SIMON DUFF recommends a beguiling moving and personal musical dream from the award-winning Icelandic composer Johann Johannsson

Johann Johannsson
Drone Mass
Deutsche Grammophon (DG)

 

DESPITE its title Drone Mass is neither a setting of the Mass nor a piece that simply drones. Rather it is Johann Johannsson’s personal journey inspired by those two force fields. In essence an electroacoustic oratorio.

Science and technology were a key part in the life of the Icelandic composer. Even in his early work such as IBM 1401 A users Manual, his debut album for 4AD in 2006, he used words taken from an IBM computer manual.

Later came Hollywood success such as his score for Denis Villeneuve’s Sicario in 2015. He won a Golden Globe in 2015 for his score to James Marsh’s The Theory of Everything and a year later his contributions to Villeneuve’s Arrival. His rejected score for the Ridley Scott-produced Blade Runner 2049 will surely be cleared for release at some point.

The previously unrecorded Drone Mass was written for voices, string quartet and electronics, commissioned and premiered by the American Contemporary Music Ensemble, ACME, who toured and recorded with Johannsson for almost 10 years.

In collaboration with Grammy Award-winning vocal ensemble Theatre of Voices, conducted by Paul Hillier.

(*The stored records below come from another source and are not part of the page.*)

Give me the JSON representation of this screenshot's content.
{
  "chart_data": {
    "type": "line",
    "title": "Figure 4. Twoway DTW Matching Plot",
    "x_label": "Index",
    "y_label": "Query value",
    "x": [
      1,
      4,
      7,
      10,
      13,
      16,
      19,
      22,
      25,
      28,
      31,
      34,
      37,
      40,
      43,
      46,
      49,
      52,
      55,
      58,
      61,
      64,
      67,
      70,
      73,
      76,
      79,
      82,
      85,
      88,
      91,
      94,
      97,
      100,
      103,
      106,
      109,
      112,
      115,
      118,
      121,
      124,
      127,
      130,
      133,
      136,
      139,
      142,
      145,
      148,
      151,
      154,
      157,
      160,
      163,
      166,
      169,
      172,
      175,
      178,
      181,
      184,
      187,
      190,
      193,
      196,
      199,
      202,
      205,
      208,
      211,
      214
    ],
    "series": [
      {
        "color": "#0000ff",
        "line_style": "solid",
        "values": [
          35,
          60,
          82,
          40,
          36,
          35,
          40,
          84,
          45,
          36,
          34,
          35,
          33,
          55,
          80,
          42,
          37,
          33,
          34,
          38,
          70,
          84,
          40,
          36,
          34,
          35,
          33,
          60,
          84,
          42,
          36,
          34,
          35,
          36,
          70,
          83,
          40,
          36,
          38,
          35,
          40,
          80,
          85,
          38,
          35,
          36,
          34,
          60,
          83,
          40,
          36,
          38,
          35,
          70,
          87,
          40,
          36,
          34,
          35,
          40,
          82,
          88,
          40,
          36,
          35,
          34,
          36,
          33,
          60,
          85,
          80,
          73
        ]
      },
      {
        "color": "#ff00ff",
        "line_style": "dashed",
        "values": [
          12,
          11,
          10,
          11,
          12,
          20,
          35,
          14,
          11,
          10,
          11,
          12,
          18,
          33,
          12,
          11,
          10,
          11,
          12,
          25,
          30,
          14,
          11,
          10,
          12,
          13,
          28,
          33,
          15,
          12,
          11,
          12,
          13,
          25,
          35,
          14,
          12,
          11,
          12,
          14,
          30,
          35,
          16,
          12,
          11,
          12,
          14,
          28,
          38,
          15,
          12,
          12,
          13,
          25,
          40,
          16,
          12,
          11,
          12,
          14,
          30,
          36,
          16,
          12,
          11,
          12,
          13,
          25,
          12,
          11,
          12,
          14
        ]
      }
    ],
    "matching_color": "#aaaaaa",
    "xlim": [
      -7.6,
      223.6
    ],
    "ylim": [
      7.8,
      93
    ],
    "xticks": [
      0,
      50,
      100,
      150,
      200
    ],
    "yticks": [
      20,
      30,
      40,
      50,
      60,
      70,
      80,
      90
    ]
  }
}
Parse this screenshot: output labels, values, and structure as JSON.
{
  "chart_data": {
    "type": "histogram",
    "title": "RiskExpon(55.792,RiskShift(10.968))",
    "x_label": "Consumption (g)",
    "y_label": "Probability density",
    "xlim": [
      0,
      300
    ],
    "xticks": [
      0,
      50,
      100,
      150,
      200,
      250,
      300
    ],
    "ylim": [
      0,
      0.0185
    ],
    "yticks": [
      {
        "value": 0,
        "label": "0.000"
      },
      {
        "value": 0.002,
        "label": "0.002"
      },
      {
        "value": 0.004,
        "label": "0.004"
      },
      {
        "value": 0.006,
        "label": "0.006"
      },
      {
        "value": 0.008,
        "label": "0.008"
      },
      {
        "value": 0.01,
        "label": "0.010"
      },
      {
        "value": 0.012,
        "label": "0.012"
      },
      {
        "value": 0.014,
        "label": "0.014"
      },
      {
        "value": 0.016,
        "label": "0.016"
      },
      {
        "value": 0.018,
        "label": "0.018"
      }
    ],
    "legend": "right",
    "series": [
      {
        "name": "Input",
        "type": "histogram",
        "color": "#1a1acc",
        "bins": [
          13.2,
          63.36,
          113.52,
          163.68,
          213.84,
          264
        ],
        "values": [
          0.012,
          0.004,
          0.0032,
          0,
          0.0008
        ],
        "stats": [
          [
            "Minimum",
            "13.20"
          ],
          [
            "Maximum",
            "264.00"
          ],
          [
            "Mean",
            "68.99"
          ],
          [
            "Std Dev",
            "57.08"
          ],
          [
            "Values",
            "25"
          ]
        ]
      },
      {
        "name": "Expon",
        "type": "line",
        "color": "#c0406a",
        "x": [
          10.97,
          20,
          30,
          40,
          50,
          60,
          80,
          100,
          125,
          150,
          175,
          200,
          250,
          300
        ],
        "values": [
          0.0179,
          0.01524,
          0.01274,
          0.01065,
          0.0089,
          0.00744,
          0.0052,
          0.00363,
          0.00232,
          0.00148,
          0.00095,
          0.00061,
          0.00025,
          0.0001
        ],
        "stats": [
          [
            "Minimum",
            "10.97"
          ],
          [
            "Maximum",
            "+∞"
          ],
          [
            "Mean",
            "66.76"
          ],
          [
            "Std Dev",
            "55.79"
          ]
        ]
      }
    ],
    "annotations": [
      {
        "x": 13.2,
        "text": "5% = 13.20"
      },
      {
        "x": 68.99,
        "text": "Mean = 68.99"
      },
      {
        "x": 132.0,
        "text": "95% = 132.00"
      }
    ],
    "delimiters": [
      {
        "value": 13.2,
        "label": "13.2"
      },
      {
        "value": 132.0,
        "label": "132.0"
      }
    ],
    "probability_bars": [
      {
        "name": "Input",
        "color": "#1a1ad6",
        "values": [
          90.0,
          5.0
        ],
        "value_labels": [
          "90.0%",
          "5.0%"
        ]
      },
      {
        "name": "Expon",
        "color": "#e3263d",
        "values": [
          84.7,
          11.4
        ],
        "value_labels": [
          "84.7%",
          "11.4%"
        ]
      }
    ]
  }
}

The album is a richly mysterious accomplishment which at times bears comparison with the meditative minimalism of composers such as Arvo Part, Ryuichi Sakamoto and Henryk Gorecki.

Beginning with strings and voices, but slowly integrating Johannsson’s electronic techniques into its unique Iceland-inspired soundscape. Source material for the composition includes the so-called Coptic Gospel of the Egyptians, discovered in Egypt in 1945. Among other texts, Johannsson uses a hymn described as consisting of “a seemingly meaningless series of vowels.”

The work’s 2015 premiere took place in the spectacular setting of the Egyptian Temple of Dendur at New York’s Metropolitan Museum of Art. The album was recorded in May 2019 at the Garnisonskirken Church in Copenhagen. A highlight is the remarkable late movement Take the night air. A fusion of electronic and vocal sounds. All add up to give a feeling of weightless floating emotion.

Johannsson uses FX and processing as a kind of Higgs boson — the particle that gives mass to the other particles. By the middle of the movement the mood becomes heavy and massive so that when the voices enter with bursting melodic hook lines, it sounds like ghosts echoing in a darkened then floodlit cathedral.

While the score for the vocal parts is clearly defined Johannsson would often leave instrumental parts slightly open, especially when working with musicians like ACME, to whom he felt close.

Hillier and Theatre of Voices thrive in this playful experimentation. Johannsson died in Berlin on February 9 2018, aged 48, following what the coroner described an an accidental cocaine overdose. Tragically, young and with so much still to offer. Drone Mass is a beguiling moving and personal dream like tribute from some of those who knew him best in music.